Cardinal Timothy Dolan celebrated the late former Mayor Ed Koch as a Jewish New Yorker who considered Catholics a "glue" that held the city together.
The head of the city's Roman Catholic archdiocese remembered Koch during a Sunday Mass at St. Patrick's Cathedral. The former mayor died of congestive heart failure in February at 88.
Speaking from the pulpit, the cardinal told worshippers that he had been "looking for a good way for the Catholic community of New York to thank God for the gift that he was."

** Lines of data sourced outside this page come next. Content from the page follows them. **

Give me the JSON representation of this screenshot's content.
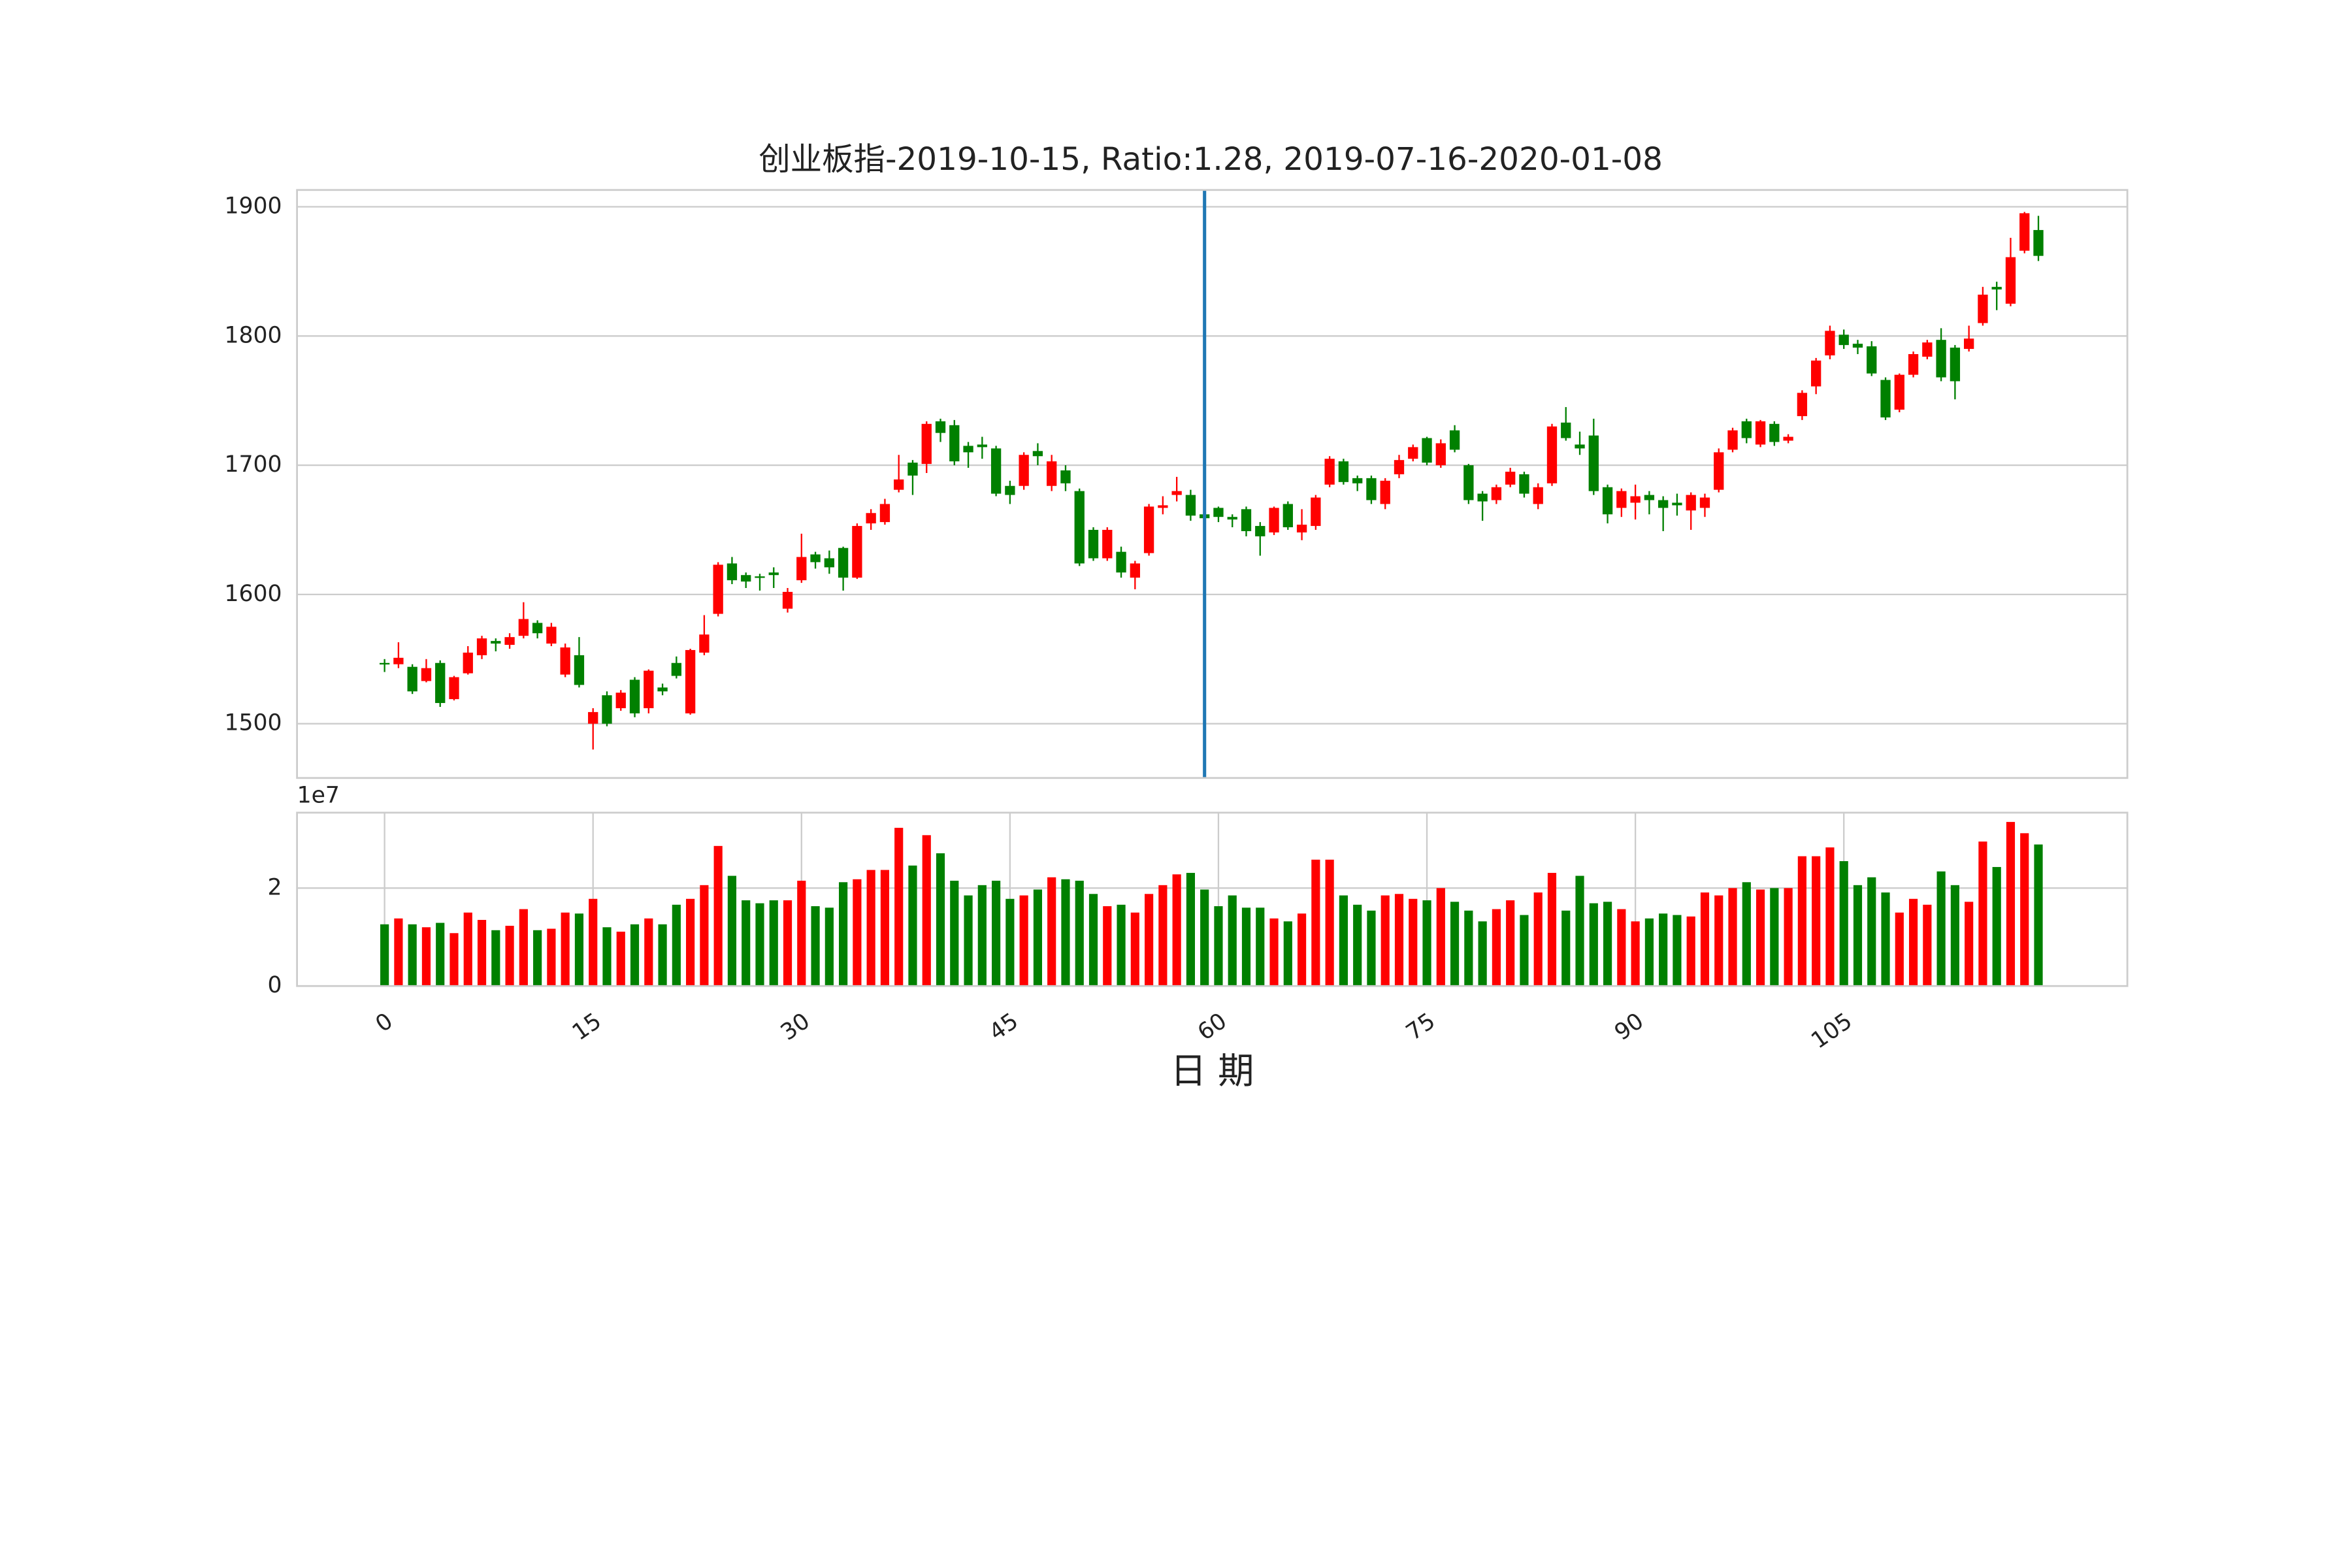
{
  "chart_data": [
    {
      "type": "candlestick",
      "title": "创业板指-2019-10-15, Ratio:1.28, 2019-07-16-2020-01-08",
      "open": [
        1547,
        1546,
        1544,
        1533,
        1547,
        1519,
        1539,
        1553,
        1564,
        1561,
        1568,
        1578,
        1562,
        1538,
        1553,
        1500,
        1522,
        1512,
        1534,
        1512,
        1528,
        1547,
        1508,
        1555,
        1585,
        1624,
        1615,
        1614,
        1617,
        1589,
        1611,
        1631,
        1628,
        1636,
        1613,
        1655,
        1656,
        1681,
        1702,
        1701,
        1734,
        1731,
        1715,
        1716,
        1713,
        1684,
        1684,
        1711,
        1684,
        1696,
        1680,
        1650,
        1628,
        1633,
        1613,
        1632,
        1667,
        1677,
        1677,
        1662,
        1667,
        1660,
        1666,
        1653,
        1648,
        1670,
        1648,
        1653,
        1685,
        1703,
        1690,
        1690,
        1670,
        1693,
        1705,
        1721,
        1700,
        1727,
        1700,
        1678,
        1673,
        1685,
        1693,
        1670,
        1686,
        1733,
        1716,
        1723,
        1683,
        1667,
        1671,
        1677,
        1673,
        1671,
        1665,
        1667,
        1681,
        1712,
        1734,
        1716,
        1732,
        1719,
        1738,
        1761,
        1785,
        1801,
        1794,
        1792,
        1766,
        1743,
        1770,
        1784,
        1797,
        1791,
        1790,
        1810,
        1838,
        1825,
        1866,
        1882
      ],
      "high": [
        1550,
        1563,
        1546,
        1550,
        1549,
        1537,
        1560,
        1568,
        1566,
        1570,
        1594,
        1580,
        1578,
        1562,
        1567,
        1512,
        1525,
        1526,
        1536,
        1542,
        1531,
        1552,
        1558,
        1584,
        1625,
        1629,
        1617,
        1616,
        1621,
        1605,
        1647,
        1633,
        1634,
        1637,
        1655,
        1666,
        1674,
        1708,
        1704,
        1734,
        1736,
        1735,
        1718,
        1722,
        1715,
        1688,
        1710,
        1717,
        1708,
        1700,
        1682,
        1652,
        1652,
        1637,
        1626,
        1670,
        1676,
        1691,
        1681,
        1666,
        1668,
        1662,
        1668,
        1656,
        1668,
        1672,
        1666,
        1677,
        1707,
        1705,
        1692,
        1692,
        1690,
        1708,
        1716,
        1722,
        1720,
        1731,
        1701,
        1680,
        1685,
        1698,
        1695,
        1686,
        1732,
        1745,
        1726,
        1736,
        1685,
        1682,
        1685,
        1680,
        1676,
        1678,
        1679,
        1678,
        1713,
        1729,
        1736,
        1735,
        1734,
        1724,
        1758,
        1783,
        1808,
        1805,
        1797,
        1796,
        1768,
        1771,
        1788,
        1797,
        1806,
        1793,
        1808,
        1838,
        1842,
        1876,
        1896,
        1893
      ],
      "low": [
        1540,
        1543,
        1523,
        1532,
        1513,
        1518,
        1538,
        1550,
        1556,
        1558,
        1566,
        1566,
        1560,
        1536,
        1528,
        1480,
        1498,
        1510,
        1505,
        1508,
        1522,
        1535,
        1507,
        1553,
        1583,
        1608,
        1605,
        1603,
        1605,
        1586,
        1609,
        1620,
        1616,
        1603,
        1612,
        1650,
        1654,
        1679,
        1677,
        1694,
        1718,
        1700,
        1698,
        1705,
        1676,
        1670,
        1681,
        1700,
        1680,
        1680,
        1622,
        1626,
        1626,
        1613,
        1604,
        1630,
        1662,
        1672,
        1657,
        1655,
        1656,
        1652,
        1645,
        1630,
        1646,
        1650,
        1642,
        1650,
        1683,
        1685,
        1680,
        1670,
        1666,
        1690,
        1703,
        1700,
        1698,
        1710,
        1670,
        1657,
        1670,
        1683,
        1675,
        1666,
        1684,
        1719,
        1708,
        1677,
        1655,
        1660,
        1658,
        1662,
        1649,
        1661,
        1650,
        1660,
        1679,
        1710,
        1717,
        1714,
        1715,
        1717,
        1735,
        1755,
        1782,
        1790,
        1786,
        1769,
        1735,
        1741,
        1768,
        1782,
        1765,
        1751,
        1788,
        1808,
        1820,
        1823,
        1864,
        1858
      ],
      "close": [
        1546,
        1551,
        1525,
        1543,
        1516,
        1536,
        1555,
        1566,
        1562,
        1567,
        1581,
        1570,
        1575,
        1559,
        1530,
        1509,
        1500,
        1524,
        1508,
        1541,
        1525,
        1537,
        1557,
        1569,
        1623,
        1611,
        1610,
        1613,
        1615,
        1602,
        1629,
        1625,
        1621,
        1613,
        1653,
        1663,
        1670,
        1689,
        1692,
        1732,
        1725,
        1703,
        1710,
        1714,
        1678,
        1677,
        1708,
        1707,
        1703,
        1686,
        1624,
        1628,
        1650,
        1617,
        1624,
        1668,
        1669,
        1680,
        1661,
        1659,
        1660,
        1658,
        1649,
        1645,
        1667,
        1652,
        1654,
        1675,
        1705,
        1687,
        1686,
        1673,
        1688,
        1704,
        1714,
        1702,
        1717,
        1712,
        1673,
        1672,
        1683,
        1695,
        1678,
        1683,
        1730,
        1721,
        1713,
        1680,
        1662,
        1680,
        1676,
        1673,
        1667,
        1669,
        1677,
        1675,
        1710,
        1727,
        1721,
        1734,
        1718,
        1722,
        1756,
        1781,
        1804,
        1793,
        1791,
        1771,
        1737,
        1770,
        1786,
        1795,
        1768,
        1765,
        1798,
        1832,
        1836,
        1861,
        1895,
        1862
      ],
      "up_color": "#ff0000",
      "down_color": "#008000",
      "xlim": [
        -6.3,
        125.4
      ],
      "ylim": [
        1458,
        1913
      ],
      "yticks": [
        1500,
        1600,
        1700,
        1800,
        1900
      ],
      "grid": true,
      "vline_x": 59,
      "vline_color": "#1f77b4"
    },
    {
      "type": "bar",
      "y_offset_label": "1e7",
      "xlabel": "日 期",
      "values": [
        1.26,
        1.38,
        1.26,
        1.2,
        1.29,
        1.08,
        1.5,
        1.35,
        1.14,
        1.23,
        1.57,
        1.14,
        1.17,
        1.5,
        1.48,
        1.78,
        1.2,
        1.11,
        1.26,
        1.38,
        1.26,
        1.66,
        1.78,
        2.06,
        2.86,
        2.25,
        1.75,
        1.69,
        1.75,
        1.75,
        2.15,
        1.63,
        1.6,
        2.12,
        2.18,
        2.37,
        2.37,
        3.23,
        2.46,
        3.08,
        2.71,
        2.15,
        1.85,
        2.06,
        2.15,
        1.78,
        1.85,
        1.97,
        2.22,
        2.18,
        2.15,
        1.88,
        1.63,
        1.66,
        1.5,
        1.88,
        2.06,
        2.28,
        2.31,
        1.97,
        1.63,
        1.85,
        1.6,
        1.6,
        1.38,
        1.32,
        1.48,
        2.58,
        2.58,
        1.85,
        1.66,
        1.54,
        1.85,
        1.88,
        1.78,
        1.75,
        2.0,
        1.72,
        1.54,
        1.32,
        1.57,
        1.75,
        1.45,
        1.91,
        2.31,
        1.54,
        2.25,
        1.69,
        1.72,
        1.57,
        1.32,
        1.38,
        1.48,
        1.45,
        1.42,
        1.91,
        1.85,
        2.0,
        2.12,
        1.97,
        2.0,
        2.0,
        2.65,
        2.65,
        2.83,
        2.55,
        2.06,
        2.22,
        1.91,
        1.5,
        1.78,
        1.66,
        2.34,
        2.06,
        1.72,
        2.95,
        2.43,
        3.35,
        3.12,
        2.89
      ],
      "xlim": [
        -6.3,
        125.4
      ],
      "xticks": [
        0,
        15,
        30,
        45,
        60,
        75,
        90,
        105
      ],
      "ylim": [
        0,
        3.54
      ],
      "yticks": [
        0,
        2
      ],
      "grid": true
    }
  ]
}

Koch's family and friends were invited to the Mass — one that Koch often attended going back to the 1980s, sitting in a front pew. He and then Cardinal John O'Connor had become good friends, sharing meals and writing a book together titled "His Eminence and Hizzoner."
Koch's longtime law partner, Jim Gill, told The Associated Press that he had sent out invitations to the service he called a "private goodbye" from the former mayor's Catholic friends.
"He loved St. Patrick's Cathedral," Gill said. "He loved the Irish."
On Sunday, Dolan said that while Koch was proud of his Jewish faith, he also was a "great friend" of New York's Catholics. The cardinal said Koch told him, "you know, the Catholic Church is the glue that holds this New York community together, and all its parishes and schools and charities and outreach and community services."
If Koch were at the cathedral during the service, Dolan joked, he'd have looked up at the scaffolding that fills the interior of the edifice — for renovation work — and "he'd say, 'Oh, oh, the cardinal is going to ask us for money.'"
In fact, an insert to Sunday's program did include a special petition for donations.
New York's most prominent Catholic then spoke of a moving moment involving Koch and the cathedral.
On Sept. 11, 2001, Dolan said his predecessor, Cardinal Edward Egan, remembers Koch showing up at St. Patrick's and joining anguished New Yorkers praying there.
Egan "saw Koch sobbing, and he said, 'I've lost so many friends today.'"
Dolan concluded: "We honor him, we miss him, we thank him. ... His was a great example of public service."
However, the cardinal added with a grin, "humility was not one of his virtues."